“Cold Creek Manor” is a woefully predictable imperiled-yuppie-family-under-siege suspenser that hardly seems worth the attention of its relatively high-profile participants. Taking a break from his multiple-perspective digicam experiments, helmer Mike Figgis displays at best a half-hearted interest in delivering the commercial genre goods, while Dennis Quaid and Sharon Stone fish in vain to find any angles to play in their dimension-free characters. Disney will have to hope the campaign’s haunted-house hook will lure fright-chasing auds on opening weekend, because word of mouth will trigger a quick B.O. collapse in subsequent stanzas.
When the young son of high-powered Manhattan business exec Leah Tilson (Stone) and indie documaker husband Cooper (Quaid) is almost run over by a Lincoln Navigator, they abruptly decide it’s time to get out of the city and buy a dilapidated country manse at a fire-sale price.
But the Tilsons make the mistake of not inquiring who lived there previously and why they had to leave. They soon find out, when shifty redneck Dale Massie (Stephen Dorff) turns up straight from three years in the pen and asks if they wouldn’t like him to help fix up the house he used to live in.
So as Dale repairs the swimming pool and generally lurks about, ogling the Tilsons’ teenage daughter Kristen (Kristen Stewart), arousing the suspicions of son Jesse (Ryan Wilson), brandishing his sweaty six-pack abs for Leah’s delectation and developing a simmering antagonism with Cooper, you know it’s only a manner of time before the milquetoasty hubby is forced to summon his inner warrior and do battle with the ill-intentioned interloper. It’s only surprising that he doesn’t sit down to watch “Straw Dogs” or “Cape Fear” to get with the program sooner.

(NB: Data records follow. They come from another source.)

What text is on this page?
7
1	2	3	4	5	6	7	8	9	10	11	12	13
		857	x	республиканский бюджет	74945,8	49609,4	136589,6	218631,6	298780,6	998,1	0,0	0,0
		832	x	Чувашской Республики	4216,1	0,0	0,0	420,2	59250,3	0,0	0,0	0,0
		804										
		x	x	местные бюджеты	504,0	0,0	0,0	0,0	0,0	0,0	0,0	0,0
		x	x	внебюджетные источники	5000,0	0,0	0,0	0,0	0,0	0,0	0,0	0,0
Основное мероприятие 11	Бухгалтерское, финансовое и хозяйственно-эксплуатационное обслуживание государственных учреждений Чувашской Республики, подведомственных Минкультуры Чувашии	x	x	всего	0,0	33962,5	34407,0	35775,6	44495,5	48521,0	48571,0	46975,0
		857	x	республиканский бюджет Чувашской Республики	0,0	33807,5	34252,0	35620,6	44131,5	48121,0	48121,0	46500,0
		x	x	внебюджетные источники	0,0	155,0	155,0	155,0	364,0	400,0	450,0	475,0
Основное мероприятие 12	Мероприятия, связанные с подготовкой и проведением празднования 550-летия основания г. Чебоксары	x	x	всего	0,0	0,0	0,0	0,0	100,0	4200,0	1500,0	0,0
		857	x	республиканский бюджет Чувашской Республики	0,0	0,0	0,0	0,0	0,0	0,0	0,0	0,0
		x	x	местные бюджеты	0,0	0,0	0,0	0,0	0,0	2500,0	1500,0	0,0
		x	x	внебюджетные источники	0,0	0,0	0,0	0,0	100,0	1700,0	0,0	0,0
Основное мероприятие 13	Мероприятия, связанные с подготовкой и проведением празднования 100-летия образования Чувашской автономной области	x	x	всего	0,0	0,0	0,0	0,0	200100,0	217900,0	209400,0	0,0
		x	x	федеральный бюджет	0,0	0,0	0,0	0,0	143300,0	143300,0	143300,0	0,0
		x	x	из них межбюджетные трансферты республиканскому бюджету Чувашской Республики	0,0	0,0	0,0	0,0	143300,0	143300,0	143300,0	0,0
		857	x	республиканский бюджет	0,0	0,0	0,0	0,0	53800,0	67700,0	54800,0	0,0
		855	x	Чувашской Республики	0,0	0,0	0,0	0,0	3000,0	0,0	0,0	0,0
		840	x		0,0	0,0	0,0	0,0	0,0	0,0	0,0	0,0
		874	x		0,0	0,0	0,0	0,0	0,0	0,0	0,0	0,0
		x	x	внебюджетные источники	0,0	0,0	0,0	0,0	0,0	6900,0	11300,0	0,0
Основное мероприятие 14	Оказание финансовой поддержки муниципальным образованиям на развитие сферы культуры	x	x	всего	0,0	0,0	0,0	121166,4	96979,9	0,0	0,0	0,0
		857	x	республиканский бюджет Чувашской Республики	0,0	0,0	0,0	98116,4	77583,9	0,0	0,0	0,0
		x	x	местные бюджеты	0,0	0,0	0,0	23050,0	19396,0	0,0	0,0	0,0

Routine material urgently needed some offbeat character contouring to make it vaguely interesting, but screenwriter Richard Jefferies doesn’t make the Tilsons anything more than generic upscale urbanites being given a hard time by some uncouth rural ne’er-do-wells. Leah, as written, is far too naive and unguarded where Dale is concerned, given the more proper skepticism of the rest of her family. Cooper could at least have been handed some stature via intellectual or creative abilities; as it is, making the man a filmmaker seems mostly like an excuse for Figgis to fool around with video imagery in story context.
Dorff makes for an easy-to-hate, resentment-fueled baddie who’s given an endless leash by slutty g.f. Ruby (Juliette Lewis). Dana Eskelson brings some appealing shadings to her role as the local sheriff, who happens to be Ruby’s sister, although disappointingly little is done with this plot detail. A gray-bearded Christopher Plummer has a couple of juicy scenes as Dale’s aged, variably out-of-it father.
Heavy use of wide-angle lenses reminds of too many cheap horror films and isn’t very flattering of the thesps. Figgis’ score hits the menacing notes right on the head, to no avail in the thrill department.